500 Orange marches held across the North passed without incident over the Twelfth – 2,500 loyal order parades during the year

THE “nakedly sectarian strand within Orangeism” exposed during this year’s bonfire celebrations of the Battle of the Boyne must be confronted and challenged by the leaderships of the loyal orders, political unionism and civic society, Sinn Féin leader Gerry Adams has said.

The former MP for West Belfast was speaking after an effigy of the late Martin McGuinness was burned on an Eleventh Night bonfire. Other bonfires saw the burning of the images of Sinn Féin, SDLP and Alliance Party candidates along with Irish national flags, GAA banners, and racist and sectarian slogans.

Twelfth 2017 Eleventh Night bonfire with racism re Celtic

Racist banner targets Glasgow Celtic’s Scott Sinclair

The Orange Order protests that it does not organise or control these bonfires but it does defend them as an expression of unionist culture.

“I am sure the vast majority of unionists, including members of the Orange, are appalled at the aggression and sectarianism around some bonfires,” Gerry Adams said.

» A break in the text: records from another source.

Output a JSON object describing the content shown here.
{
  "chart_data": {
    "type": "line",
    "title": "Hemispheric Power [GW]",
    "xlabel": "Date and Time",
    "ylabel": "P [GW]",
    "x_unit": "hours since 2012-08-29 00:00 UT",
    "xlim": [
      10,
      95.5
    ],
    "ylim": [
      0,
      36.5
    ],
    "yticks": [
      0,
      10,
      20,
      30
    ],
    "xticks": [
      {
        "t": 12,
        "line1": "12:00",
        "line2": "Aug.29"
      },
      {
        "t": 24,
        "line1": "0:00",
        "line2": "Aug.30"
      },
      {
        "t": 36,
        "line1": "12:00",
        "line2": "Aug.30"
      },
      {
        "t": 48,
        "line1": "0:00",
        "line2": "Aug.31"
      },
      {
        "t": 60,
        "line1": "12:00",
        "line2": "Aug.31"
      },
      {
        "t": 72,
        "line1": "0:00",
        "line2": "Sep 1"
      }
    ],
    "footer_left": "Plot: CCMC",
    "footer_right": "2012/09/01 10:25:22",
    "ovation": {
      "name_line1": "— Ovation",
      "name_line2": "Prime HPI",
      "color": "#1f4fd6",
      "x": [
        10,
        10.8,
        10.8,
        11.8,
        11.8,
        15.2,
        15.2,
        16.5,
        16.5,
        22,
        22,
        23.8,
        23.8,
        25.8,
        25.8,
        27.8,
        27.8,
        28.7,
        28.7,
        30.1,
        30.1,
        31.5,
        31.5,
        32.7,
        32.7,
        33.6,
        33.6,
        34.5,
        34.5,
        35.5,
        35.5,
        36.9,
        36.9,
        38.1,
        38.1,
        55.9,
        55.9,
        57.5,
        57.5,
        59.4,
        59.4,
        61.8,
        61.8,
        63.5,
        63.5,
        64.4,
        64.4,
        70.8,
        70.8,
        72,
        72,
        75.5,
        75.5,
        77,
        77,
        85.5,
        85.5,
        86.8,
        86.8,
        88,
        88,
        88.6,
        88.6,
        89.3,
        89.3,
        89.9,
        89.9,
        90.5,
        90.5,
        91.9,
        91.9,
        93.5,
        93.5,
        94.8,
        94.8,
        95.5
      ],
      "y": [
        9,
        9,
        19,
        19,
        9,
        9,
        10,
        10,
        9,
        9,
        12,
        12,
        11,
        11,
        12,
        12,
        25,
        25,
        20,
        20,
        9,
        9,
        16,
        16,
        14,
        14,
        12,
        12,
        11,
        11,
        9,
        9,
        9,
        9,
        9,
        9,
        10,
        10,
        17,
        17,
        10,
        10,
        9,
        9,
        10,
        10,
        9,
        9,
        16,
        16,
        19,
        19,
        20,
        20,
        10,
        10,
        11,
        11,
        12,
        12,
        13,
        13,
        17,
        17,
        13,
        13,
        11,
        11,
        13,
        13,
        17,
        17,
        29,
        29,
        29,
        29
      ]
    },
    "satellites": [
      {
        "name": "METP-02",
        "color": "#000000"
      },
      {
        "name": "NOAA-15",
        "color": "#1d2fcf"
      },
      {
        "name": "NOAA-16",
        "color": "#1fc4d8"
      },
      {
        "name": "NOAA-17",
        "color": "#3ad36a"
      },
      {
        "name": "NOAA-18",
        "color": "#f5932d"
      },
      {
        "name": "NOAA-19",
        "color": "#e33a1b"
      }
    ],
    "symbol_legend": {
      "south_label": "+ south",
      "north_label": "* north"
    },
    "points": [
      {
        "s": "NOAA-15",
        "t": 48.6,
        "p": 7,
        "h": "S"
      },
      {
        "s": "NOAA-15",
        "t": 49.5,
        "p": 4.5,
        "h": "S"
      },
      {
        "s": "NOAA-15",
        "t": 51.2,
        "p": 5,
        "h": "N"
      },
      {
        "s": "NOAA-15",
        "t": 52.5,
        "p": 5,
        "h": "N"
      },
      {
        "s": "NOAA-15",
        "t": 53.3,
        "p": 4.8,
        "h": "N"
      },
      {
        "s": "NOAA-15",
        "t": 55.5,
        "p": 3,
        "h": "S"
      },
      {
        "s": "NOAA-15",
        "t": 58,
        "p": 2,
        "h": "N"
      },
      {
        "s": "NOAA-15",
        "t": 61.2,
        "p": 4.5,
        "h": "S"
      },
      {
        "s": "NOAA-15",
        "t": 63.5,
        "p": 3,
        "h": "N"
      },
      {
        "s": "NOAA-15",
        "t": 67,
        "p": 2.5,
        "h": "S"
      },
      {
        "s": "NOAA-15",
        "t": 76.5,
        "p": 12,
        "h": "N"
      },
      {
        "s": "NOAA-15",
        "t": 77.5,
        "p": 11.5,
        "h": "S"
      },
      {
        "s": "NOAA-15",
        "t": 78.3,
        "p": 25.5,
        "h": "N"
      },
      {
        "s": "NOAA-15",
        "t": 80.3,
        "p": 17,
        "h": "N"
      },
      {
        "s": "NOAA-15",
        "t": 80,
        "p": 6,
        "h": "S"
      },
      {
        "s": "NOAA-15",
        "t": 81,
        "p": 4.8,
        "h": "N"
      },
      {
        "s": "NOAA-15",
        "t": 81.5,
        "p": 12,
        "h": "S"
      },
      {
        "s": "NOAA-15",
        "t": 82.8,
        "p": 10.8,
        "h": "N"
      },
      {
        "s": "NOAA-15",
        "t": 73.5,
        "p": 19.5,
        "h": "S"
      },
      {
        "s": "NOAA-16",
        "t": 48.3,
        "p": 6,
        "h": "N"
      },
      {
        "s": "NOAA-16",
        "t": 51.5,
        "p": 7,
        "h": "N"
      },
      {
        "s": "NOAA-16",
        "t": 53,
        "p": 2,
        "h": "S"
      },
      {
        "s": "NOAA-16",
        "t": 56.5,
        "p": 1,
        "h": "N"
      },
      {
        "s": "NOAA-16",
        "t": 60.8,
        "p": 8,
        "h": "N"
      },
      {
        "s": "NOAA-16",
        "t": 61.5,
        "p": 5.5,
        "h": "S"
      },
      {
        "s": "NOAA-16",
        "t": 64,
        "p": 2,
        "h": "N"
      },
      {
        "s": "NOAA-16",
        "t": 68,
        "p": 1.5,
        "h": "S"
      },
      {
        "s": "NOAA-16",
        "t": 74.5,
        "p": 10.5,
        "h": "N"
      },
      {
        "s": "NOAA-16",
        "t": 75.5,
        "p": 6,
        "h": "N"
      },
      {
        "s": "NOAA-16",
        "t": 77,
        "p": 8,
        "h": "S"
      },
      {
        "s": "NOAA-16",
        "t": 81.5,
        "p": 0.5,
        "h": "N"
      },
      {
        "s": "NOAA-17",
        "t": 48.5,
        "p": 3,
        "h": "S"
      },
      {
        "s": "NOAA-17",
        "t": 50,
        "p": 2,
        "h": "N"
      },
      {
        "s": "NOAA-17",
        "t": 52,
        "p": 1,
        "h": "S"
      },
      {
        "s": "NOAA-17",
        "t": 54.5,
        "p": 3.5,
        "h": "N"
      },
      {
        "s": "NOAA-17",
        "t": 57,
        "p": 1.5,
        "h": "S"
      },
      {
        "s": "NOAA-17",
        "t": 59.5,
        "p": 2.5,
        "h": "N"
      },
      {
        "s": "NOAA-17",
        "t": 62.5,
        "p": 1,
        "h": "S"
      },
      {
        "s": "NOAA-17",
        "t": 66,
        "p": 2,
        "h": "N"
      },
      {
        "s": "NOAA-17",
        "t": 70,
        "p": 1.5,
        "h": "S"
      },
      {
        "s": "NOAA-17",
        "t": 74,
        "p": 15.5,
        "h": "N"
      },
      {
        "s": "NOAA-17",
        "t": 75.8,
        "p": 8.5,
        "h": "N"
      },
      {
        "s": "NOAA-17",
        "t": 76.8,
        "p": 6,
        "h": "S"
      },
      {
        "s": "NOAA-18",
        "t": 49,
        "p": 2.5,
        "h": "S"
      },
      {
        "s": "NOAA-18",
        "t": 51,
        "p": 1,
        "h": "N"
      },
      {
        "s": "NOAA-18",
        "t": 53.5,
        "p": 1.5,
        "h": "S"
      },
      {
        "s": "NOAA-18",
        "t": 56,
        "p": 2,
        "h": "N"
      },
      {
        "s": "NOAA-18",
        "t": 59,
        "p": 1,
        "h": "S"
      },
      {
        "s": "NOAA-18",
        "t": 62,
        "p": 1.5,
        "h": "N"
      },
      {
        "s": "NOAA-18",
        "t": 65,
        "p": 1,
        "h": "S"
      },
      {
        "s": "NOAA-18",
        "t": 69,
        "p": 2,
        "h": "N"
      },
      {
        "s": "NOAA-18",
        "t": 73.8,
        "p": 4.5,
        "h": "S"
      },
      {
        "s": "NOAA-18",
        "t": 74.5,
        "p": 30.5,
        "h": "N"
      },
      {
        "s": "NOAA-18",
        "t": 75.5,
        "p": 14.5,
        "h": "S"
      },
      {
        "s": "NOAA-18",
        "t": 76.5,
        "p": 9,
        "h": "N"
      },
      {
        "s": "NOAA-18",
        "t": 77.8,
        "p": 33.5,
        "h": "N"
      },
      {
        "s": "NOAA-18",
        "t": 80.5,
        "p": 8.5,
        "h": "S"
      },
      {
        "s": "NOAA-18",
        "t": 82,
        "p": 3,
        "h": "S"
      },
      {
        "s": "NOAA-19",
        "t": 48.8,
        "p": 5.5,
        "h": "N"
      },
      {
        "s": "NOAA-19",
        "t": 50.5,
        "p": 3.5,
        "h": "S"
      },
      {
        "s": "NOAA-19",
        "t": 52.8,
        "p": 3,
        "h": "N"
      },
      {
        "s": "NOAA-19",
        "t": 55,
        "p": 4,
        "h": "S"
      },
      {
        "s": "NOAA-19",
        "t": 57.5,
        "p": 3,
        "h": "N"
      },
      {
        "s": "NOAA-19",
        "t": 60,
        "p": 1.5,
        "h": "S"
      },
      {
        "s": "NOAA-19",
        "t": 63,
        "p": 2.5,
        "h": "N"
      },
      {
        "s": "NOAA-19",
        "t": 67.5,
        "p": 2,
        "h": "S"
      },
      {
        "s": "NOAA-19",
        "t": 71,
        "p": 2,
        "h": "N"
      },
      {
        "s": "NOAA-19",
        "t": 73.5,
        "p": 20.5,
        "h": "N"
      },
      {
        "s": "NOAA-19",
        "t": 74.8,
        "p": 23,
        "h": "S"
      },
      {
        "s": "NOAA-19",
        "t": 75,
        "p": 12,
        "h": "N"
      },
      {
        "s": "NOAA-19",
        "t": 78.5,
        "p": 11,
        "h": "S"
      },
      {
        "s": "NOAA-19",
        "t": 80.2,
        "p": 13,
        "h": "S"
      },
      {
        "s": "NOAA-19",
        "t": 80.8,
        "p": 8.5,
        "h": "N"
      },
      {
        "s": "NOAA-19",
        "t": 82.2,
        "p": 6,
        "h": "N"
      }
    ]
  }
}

“They know that there can be no place in our society for sectarianism, bigotry, racism or incitement to hatred.”

Unionist leaders, he said, need to clearly and publicly challenge those who are reducing Orange celebrations to a “hate-fest”.

Pointing out that there were more than 500 Orange marches held across the North without incident over the Twelfth and there would 2,500 loyal order parades during the year, the Louth TD added:

“Each of these was an opportunity for the loyal orders to express their sense of culture and identity, to fly the Union flag, and to march and play their music. All passed off without incident and peacefully.”

OO with Martin McGuinness

Martin McGuinness meets with representatives of the Orange Order at the Balmoral Show in 2015

The Sinn Féin leader dismissed claims by unionist political leaders and others of a so-called ‘cultural war’ by republicans against the Orange tradition.

“Orange is one of our national colours,” he said.

“Irish republicans accept the right of the loyal orders to parade and to promote their sense of identity. However, this has to be on the basis of respect and tolerance for other opinions and identities.”

The Sinn Féin leader said there can be no return to the status quo at Stormont following any negotiations in the autumn.

“The crisis in the institutions is about rights,” he said. “It’s about equality. It’s about agreement on how these rights are going to be delivered and protected. That’s the only way to get the institutions back in place.

“It’s also the only way to address the deep-seated problem of sectarianism in society in the North.”